The Conference Board research firm said its consumer confidence index fell to 92.6 from 98.3 in June, worse than analysts expected amid a surge in coronavirus cases nationwide that has hampered the tentative economic recovery.
“Looking ahead, consumers have grown less optimistic about the short-term outlook for the economy and labor market and remain subdued about their financial prospects,” said Lynn Franco, The Conference Board’s senior director for economic indicators.
“Such uncertainty about the short-term future does not bode well for the recovery, nor for consumer spending.”
The index shot up more than 12 points in June as states lifted lockdowns meant to stop COVID-19 from spreading.
But the reopenings have led to an increase in cases, particularly in the southern and western United States.
The expectations index gauging consumers’ short-term outlook plunged to 91.5 in July from 106.1 in June, with less than a third of respondents expecting conditions to get better in the next six months.
Ian Shepherdson of Pantheon Macroeconomics said future expectations are primed for another hit thanks to the surge in cases, “which has peaked but is unlikely to fall far enough over the next few weeks to prevent another drop in the index in August.”

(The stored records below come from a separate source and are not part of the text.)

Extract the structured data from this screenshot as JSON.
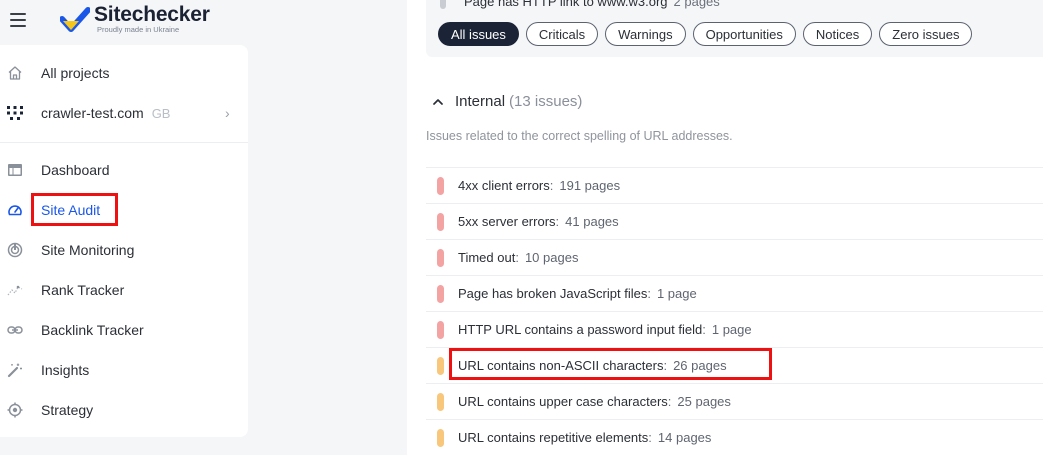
{
  "brand": {
    "name": "Sitechecker",
    "tagline": "Proudly made in Ukraine",
    "colors": {
      "blue": "#1a57e8",
      "yellow": "#f5c518"
    }
  },
  "sidebar": {
    "projects_label": "All projects",
    "project": {
      "name": "crawler-test.com",
      "region": "GB"
    },
    "items": [
      {
        "label": "Dashboard",
        "icon": "dashboard-icon"
      },
      {
        "label": "Site Audit",
        "icon": "gauge-icon",
        "active": true
      },
      {
        "label": "Site Monitoring",
        "icon": "monitoring-icon"
      },
      {
        "label": "Rank Tracker",
        "icon": "rank-tracker-icon"
      },
      {
        "label": "Backlink Tracker",
        "icon": "link-icon"
      },
      {
        "label": "Insights",
        "icon": "magic-wand-icon"
      },
      {
        "label": "Strategy",
        "icon": "target-icon"
      }
    ]
  },
  "filters": {
    "cut_row": {
      "text": "Page has HTTP link to www.w3.org",
      "count": "2 pages"
    },
    "pills": [
      "All issues",
      "Criticals",
      "Warnings",
      "Opportunities",
      "Notices",
      "Zero issues"
    ],
    "active": "All issues"
  },
  "section": {
    "title": "Internal",
    "count": "(13 issues)",
    "description": "Issues related to the correct spelling of URL addresses."
  },
  "issues": [
    {
      "text": "4xx client errors",
      "count": "191 pages",
      "severity": "critical",
      "color": "#f4a3a3"
    },
    {
      "text": "5xx server errors",
      "count": "41 pages",
      "severity": "critical",
      "color": "#f4a3a3"
    },
    {
      "text": "Timed out",
      "count": "10 pages",
      "severity": "critical",
      "color": "#f4a3a3"
    },
    {
      "text": "Page has broken JavaScript files",
      "count": "1 page",
      "severity": "critical",
      "color": "#f4a3a3"
    },
    {
      "text": "HTTP URL contains a password input field",
      "count": "1 page",
      "severity": "critical",
      "color": "#f4a3a3"
    },
    {
      "text": "URL contains non-ASCII characters",
      "count": "26 pages",
      "severity": "warning",
      "color": "#f8c77c"
    },
    {
      "text": "URL contains upper case characters",
      "count": "25 pages",
      "severity": "warning",
      "color": "#f8c77c"
    },
    {
      "text": "URL contains repetitive elements",
      "count": "14 pages",
      "severity": "warning",
      "color": "#f8c77c"
    }
  ]
}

And Shepherdson warned the index could worsen further if expanded unemployment benefits included in the $2.2 trillion CARES Act rescue package are allowed to expire at the end of July.
Republicans and Democrats in Congress are currently locked in debate over the best plan to support the economy, with Republicans favoring a sharp decline in expanded jobless benefits.
The Conference Board said the present situation index measuring views on employment and business conditions rose in July to 94.2 from 86.7.
The number of consumers saying business conditions were “good” was relatively steady at 17.3 percent while those saying they were “bad” fell in July to 39.1 percent.
People saying jobs were “plentiful” also increased slightly while those saying they were “hard to get” decreased more than three percentage points.